The Glass Menagerie
Written by Tennessee Williams
Directed by Gordon Edelstein
Starring Judith Ivey, Patch Darragh, Keira Keeley, Michael Mosley
March 5-June 13, 2010
Laura Pels Theater
111 West 46th Street
roundabouttheatre.org
Thanks to director Gordon Edelstein, The Glass Menagerie emerges as a classic play that remains indestructible, surviving the sort of directorial misconduct usually heaped on Shakespeare.
Through Tom’s narration, Williams has already planted in the script itself that this is a memory play. So when Edelstein frames his version by showing Tom as a writer in a rundown hotel room feverishly typing his story—which he reads aloud from his own script, sometimes even echoing the dialogue of the other characters—it’s pretty much the most pointless and redundant directorial intrusion in recent memory.
Edelstein’s The Glass Menagerie is instead a memory play of the most obvious kind, set in the single dingy hotel room which doubles as the Wingfield’s residence. Missing the terrace and fire escape which are integral to the play, this staging plays out in a musty room that has a bed, a writing desk, a victrola and a small table with chairs, all of which unsatisfactorily stand in for their dilapidated but genteel home. And Laura’s menagerie, which is thoughtlessly confined to that desk next to Tom’s typewriter, never has the chance to become anything more than a mere afterthought.
In such a rudderless production, the actors must be counted on to snap the play back into focus, but that’s not forthcoming here. Patch Darragh has neither the charm nor the bearing that Tom minimally needs, relying on sarcastic replies and outbursts which are more Edelstein than Williams. The nuances of this young man, trying to exorcise so many personal demons, are beyond him.

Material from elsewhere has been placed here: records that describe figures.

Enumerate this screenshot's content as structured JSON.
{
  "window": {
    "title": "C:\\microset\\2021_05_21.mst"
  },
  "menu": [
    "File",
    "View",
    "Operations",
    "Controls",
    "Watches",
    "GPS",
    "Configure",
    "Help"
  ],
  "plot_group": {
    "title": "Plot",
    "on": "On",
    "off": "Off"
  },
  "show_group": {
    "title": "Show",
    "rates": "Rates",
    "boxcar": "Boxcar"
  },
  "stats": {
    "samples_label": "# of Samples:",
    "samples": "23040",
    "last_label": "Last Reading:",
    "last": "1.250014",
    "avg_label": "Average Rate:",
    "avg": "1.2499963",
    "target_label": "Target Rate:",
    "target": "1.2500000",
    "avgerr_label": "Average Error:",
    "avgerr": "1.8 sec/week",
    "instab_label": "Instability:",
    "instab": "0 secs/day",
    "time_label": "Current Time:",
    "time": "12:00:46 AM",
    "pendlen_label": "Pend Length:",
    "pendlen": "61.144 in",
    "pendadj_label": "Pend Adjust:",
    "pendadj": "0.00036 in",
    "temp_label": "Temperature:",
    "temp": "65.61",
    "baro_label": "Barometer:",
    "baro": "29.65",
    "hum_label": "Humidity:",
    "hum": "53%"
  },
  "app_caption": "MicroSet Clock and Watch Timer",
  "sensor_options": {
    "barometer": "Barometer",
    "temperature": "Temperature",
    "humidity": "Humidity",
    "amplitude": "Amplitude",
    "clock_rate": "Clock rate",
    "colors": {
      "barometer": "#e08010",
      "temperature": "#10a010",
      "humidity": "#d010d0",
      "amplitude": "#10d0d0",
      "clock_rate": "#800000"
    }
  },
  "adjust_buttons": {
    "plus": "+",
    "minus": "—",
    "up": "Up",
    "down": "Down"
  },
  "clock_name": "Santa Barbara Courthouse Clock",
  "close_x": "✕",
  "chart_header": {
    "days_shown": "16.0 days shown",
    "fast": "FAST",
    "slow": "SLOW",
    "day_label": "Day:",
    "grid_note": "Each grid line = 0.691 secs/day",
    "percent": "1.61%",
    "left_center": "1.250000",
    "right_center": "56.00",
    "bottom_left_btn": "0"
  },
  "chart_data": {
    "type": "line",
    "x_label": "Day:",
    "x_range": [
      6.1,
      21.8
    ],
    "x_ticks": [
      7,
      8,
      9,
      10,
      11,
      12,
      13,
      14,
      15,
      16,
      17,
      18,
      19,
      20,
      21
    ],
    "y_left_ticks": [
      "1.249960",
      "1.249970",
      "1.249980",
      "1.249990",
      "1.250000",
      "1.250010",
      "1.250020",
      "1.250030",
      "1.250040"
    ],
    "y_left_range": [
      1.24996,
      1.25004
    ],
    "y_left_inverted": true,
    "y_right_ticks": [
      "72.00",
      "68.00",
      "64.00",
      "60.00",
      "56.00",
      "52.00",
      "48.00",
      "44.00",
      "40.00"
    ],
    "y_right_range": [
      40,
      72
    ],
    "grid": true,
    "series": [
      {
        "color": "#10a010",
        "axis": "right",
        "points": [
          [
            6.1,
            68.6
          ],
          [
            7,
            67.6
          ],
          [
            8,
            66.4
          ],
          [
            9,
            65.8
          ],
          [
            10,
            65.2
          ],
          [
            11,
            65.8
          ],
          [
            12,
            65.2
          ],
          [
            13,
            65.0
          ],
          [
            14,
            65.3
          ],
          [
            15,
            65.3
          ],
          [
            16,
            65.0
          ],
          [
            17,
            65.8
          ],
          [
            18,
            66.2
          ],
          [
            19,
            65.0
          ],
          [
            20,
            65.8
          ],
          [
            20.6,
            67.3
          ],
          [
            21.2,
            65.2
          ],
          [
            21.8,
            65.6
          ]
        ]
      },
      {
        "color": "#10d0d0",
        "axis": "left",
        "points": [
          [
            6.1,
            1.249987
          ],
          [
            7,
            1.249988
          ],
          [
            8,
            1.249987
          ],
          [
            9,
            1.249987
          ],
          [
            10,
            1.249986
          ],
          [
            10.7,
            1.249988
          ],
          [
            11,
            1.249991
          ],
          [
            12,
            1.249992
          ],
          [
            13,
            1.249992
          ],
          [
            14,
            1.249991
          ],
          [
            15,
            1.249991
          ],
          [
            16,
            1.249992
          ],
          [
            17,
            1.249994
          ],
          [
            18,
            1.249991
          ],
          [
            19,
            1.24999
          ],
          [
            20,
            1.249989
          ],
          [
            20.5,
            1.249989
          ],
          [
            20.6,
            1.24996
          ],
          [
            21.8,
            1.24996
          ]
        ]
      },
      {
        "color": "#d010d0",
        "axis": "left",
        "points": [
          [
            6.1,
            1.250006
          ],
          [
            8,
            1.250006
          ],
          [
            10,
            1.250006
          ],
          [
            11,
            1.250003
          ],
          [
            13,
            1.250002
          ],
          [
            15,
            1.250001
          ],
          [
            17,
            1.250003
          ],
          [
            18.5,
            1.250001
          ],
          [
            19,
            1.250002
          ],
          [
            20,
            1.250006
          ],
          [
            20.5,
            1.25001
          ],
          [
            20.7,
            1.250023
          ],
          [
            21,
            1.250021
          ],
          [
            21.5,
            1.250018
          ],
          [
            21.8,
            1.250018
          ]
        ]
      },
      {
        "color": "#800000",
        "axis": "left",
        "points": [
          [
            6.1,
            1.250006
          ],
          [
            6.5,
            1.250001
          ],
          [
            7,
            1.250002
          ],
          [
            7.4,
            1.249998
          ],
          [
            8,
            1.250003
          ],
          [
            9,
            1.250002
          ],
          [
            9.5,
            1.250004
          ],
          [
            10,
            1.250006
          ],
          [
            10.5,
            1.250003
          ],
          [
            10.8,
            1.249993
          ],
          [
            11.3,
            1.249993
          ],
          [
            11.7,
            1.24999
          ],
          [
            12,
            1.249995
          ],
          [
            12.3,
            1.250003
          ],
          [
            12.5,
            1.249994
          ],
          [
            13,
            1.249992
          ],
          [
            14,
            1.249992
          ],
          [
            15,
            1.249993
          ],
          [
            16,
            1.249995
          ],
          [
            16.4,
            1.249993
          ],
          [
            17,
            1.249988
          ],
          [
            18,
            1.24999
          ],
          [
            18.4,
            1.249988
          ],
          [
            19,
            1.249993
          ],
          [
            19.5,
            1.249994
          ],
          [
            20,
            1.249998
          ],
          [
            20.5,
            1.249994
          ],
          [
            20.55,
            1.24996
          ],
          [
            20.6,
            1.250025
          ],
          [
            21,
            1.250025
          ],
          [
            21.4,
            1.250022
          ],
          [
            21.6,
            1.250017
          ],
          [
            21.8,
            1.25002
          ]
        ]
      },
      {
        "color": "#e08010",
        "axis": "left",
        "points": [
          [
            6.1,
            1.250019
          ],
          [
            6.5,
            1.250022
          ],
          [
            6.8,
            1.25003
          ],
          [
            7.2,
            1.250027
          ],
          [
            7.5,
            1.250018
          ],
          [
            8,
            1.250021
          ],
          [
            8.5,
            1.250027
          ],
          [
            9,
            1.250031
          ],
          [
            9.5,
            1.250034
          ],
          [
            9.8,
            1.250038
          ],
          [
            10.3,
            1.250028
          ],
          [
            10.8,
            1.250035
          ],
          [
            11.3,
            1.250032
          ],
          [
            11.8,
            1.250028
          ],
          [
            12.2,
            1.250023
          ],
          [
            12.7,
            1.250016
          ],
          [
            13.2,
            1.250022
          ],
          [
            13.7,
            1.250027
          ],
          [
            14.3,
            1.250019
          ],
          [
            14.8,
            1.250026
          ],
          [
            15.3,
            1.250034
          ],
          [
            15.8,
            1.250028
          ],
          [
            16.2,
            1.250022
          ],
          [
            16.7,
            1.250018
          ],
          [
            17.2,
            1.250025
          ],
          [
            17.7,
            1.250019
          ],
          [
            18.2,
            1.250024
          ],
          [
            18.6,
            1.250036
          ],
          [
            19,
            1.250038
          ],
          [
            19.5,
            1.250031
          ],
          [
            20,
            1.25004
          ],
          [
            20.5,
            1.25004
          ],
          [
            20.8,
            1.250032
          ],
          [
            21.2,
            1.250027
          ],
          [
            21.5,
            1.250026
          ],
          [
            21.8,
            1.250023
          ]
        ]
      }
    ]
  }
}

Keira Keeley lays on the pathos of the troubled Laura with a trowel, mitigating sympathy for her. And her limp is so pronounced that it becomes absurd when everyone else remarks upon it being barely noticeable. At least when Michael Mosley’s Jim appears, his energetically one-note performance nudges Keeley to rein in her whininess, resulting in this production’s most effective scene. (Of course, the writing has a lot to do with it.)
Although Judith Ivey commands the stage as Amanda, with her cartoonish Southern accent and constant bellowing add up to a colorful caricature, not one of Williams’ most fully-realized characters. Edelstein has treated The Glass Menagerie like Laura’s poor unicorn.